If they do rematch and if they do so for GSP's vacant strap, the next fight will be five rounds. As we saw last night, that architecture clearly serves Fitch's interests. Moreover, much of Penn's early success last night was predicated on the element of surprise. He'll be hard pressed to replicate that against Fitch in their second meeting.
I realize I'm burying a surefire UFC hall of famer before a second fight has even taken place, but here's the reality: I favor Fitch heavily in the rematch. And if that happens, the calculus for Penn changes dramatically. While Penn could be in interesting fights at either lightweight or welterweight, he'd be locked out of title contention in either.
That is significant. A fighter of Penn's caliber and accomplishment is not willing to co-main event against Martin Kampmann or Jim Miller. Moreover, there's a question about his desire:
"For me, it's the kind of things that run through your head," Penn said. "I'm 33 years old with a daughter. When am I going to stop this and go watch my daughter?

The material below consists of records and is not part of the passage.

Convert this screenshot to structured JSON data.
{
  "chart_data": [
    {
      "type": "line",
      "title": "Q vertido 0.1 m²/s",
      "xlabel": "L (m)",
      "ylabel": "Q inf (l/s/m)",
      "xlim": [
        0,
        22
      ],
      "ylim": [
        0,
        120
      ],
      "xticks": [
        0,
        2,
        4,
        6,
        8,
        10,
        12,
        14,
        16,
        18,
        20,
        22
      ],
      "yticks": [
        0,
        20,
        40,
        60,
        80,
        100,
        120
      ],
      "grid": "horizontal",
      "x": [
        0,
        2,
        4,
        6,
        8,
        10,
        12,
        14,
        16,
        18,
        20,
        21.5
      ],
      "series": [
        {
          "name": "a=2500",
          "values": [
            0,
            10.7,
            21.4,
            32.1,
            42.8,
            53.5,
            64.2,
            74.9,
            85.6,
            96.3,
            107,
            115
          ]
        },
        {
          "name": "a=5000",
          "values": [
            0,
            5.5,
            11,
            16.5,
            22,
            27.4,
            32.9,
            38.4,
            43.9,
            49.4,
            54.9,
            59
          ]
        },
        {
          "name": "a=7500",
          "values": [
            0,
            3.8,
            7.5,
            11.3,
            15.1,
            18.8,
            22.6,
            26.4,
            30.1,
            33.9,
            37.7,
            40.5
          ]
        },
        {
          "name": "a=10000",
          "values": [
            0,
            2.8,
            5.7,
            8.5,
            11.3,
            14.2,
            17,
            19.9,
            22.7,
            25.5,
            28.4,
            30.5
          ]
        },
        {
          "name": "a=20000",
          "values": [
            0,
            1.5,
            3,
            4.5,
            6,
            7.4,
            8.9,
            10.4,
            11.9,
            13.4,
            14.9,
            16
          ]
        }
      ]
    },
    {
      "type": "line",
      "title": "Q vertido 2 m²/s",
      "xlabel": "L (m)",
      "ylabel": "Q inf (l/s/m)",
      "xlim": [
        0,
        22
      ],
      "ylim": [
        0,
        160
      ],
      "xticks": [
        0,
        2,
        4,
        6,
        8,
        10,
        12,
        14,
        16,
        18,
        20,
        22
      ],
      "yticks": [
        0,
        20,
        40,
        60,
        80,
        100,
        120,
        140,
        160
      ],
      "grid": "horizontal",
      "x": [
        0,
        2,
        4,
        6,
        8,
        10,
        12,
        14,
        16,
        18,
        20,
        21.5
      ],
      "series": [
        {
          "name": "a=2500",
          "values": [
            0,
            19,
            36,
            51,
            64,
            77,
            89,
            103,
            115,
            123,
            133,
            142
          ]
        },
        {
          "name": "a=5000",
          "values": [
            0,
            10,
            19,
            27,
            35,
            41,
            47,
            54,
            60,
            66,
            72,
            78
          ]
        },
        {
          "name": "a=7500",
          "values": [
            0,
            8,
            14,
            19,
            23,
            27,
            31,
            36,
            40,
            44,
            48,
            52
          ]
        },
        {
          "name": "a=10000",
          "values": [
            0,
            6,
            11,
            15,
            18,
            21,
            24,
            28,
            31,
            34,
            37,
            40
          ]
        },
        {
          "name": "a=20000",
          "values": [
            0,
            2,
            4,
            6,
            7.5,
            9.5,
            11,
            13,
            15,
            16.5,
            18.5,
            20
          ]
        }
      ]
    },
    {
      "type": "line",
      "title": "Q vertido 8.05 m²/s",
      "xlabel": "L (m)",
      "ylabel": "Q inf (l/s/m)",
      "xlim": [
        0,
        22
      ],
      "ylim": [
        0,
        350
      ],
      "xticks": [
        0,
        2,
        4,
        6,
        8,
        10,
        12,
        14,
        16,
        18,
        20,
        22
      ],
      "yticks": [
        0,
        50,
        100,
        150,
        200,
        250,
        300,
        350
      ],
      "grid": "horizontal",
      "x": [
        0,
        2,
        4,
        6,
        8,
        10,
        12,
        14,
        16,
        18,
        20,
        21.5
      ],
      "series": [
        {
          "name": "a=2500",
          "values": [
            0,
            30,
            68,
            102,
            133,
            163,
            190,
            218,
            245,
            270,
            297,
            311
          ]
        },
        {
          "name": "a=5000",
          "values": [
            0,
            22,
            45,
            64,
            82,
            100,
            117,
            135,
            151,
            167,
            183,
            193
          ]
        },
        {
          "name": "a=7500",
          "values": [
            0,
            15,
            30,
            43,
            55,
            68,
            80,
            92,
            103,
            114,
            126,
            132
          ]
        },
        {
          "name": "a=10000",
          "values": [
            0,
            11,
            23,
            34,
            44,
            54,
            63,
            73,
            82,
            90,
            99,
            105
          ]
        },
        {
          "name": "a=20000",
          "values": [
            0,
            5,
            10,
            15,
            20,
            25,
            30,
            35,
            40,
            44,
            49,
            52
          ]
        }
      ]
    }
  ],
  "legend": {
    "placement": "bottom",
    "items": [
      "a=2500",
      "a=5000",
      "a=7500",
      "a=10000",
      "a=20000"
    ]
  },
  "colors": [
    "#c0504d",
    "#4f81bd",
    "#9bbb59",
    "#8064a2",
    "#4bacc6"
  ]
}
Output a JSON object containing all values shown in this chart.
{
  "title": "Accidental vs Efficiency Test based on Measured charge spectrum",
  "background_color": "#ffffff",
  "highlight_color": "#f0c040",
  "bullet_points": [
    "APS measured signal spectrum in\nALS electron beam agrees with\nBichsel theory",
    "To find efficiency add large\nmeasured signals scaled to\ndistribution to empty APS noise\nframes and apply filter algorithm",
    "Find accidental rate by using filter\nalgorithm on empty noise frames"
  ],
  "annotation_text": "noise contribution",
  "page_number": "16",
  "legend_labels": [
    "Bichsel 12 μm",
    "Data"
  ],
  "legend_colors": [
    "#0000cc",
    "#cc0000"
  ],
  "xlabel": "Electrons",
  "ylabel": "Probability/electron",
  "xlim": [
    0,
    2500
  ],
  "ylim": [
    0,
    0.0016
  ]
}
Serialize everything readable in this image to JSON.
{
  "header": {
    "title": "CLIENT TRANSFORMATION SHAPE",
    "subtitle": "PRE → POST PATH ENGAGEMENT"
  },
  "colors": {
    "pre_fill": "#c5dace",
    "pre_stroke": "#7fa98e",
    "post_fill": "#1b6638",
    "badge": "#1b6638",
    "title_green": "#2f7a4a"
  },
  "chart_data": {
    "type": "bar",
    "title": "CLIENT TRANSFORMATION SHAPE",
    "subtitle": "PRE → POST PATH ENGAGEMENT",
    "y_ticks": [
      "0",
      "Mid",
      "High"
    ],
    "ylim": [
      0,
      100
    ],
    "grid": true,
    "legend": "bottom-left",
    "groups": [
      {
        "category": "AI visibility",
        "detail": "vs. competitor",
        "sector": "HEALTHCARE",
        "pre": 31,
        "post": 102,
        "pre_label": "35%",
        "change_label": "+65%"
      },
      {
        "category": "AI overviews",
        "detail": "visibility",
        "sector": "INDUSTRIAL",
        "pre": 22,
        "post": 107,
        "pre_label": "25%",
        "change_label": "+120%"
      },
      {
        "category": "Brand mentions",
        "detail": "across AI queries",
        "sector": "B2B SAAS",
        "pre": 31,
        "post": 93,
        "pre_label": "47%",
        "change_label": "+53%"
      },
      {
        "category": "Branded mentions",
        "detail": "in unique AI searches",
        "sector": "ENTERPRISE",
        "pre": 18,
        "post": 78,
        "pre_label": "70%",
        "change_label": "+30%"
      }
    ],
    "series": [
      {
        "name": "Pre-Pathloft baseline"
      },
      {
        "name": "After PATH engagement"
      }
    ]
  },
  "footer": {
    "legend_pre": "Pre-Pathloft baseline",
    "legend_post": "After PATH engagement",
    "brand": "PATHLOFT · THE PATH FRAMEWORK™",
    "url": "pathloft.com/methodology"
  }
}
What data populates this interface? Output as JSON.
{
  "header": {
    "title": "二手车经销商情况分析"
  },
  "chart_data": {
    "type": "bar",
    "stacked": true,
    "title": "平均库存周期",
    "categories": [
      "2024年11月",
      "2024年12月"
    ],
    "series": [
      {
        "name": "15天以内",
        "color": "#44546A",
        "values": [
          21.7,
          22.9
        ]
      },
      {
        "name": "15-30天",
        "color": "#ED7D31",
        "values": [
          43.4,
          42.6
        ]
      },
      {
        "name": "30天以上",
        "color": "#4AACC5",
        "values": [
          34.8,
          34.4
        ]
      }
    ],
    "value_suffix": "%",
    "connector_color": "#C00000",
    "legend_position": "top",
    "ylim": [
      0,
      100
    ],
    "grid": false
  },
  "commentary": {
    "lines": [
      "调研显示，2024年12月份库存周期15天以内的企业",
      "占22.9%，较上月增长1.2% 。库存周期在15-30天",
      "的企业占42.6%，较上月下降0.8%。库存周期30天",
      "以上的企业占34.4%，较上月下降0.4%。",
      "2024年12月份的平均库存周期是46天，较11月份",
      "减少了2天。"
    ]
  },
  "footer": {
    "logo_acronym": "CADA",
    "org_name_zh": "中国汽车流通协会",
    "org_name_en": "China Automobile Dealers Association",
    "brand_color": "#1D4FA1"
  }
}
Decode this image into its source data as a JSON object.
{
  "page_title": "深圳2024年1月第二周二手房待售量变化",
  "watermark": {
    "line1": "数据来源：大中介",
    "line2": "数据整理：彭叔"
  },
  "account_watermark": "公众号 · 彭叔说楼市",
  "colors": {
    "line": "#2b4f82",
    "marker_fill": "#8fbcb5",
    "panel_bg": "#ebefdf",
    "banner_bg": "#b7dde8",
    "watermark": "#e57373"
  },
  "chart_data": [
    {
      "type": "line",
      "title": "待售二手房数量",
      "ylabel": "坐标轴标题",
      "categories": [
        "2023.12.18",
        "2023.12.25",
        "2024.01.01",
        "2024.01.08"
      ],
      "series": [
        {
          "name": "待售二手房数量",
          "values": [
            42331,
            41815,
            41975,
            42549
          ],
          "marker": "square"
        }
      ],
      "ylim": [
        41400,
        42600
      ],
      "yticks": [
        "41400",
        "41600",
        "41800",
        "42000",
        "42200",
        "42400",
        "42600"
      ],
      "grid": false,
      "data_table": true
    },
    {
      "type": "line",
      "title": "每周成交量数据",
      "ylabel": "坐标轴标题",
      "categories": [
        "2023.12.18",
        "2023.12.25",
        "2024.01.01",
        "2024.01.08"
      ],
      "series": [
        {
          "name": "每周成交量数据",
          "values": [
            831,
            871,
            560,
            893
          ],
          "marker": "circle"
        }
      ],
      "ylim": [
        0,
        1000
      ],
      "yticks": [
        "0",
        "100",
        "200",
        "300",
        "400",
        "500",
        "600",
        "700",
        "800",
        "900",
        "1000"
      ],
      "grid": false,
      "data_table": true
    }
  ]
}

To be out of title contention after winning titles in two weight classes, already having achieved fame and earned money and facing the nagging voice in his head that beckons him to spend more time with his family creates a Penn who will likely not continue fighting.
If Penn beats Fitch in a rematch for the welterweight strap, then the contents of this post are worthless. But if Penn does lose to Fitch again or is stopped in championship rounds, the indications he gave last night post-fight make it seem very likely Penn's participation in MMA as a fighter is not long for this world.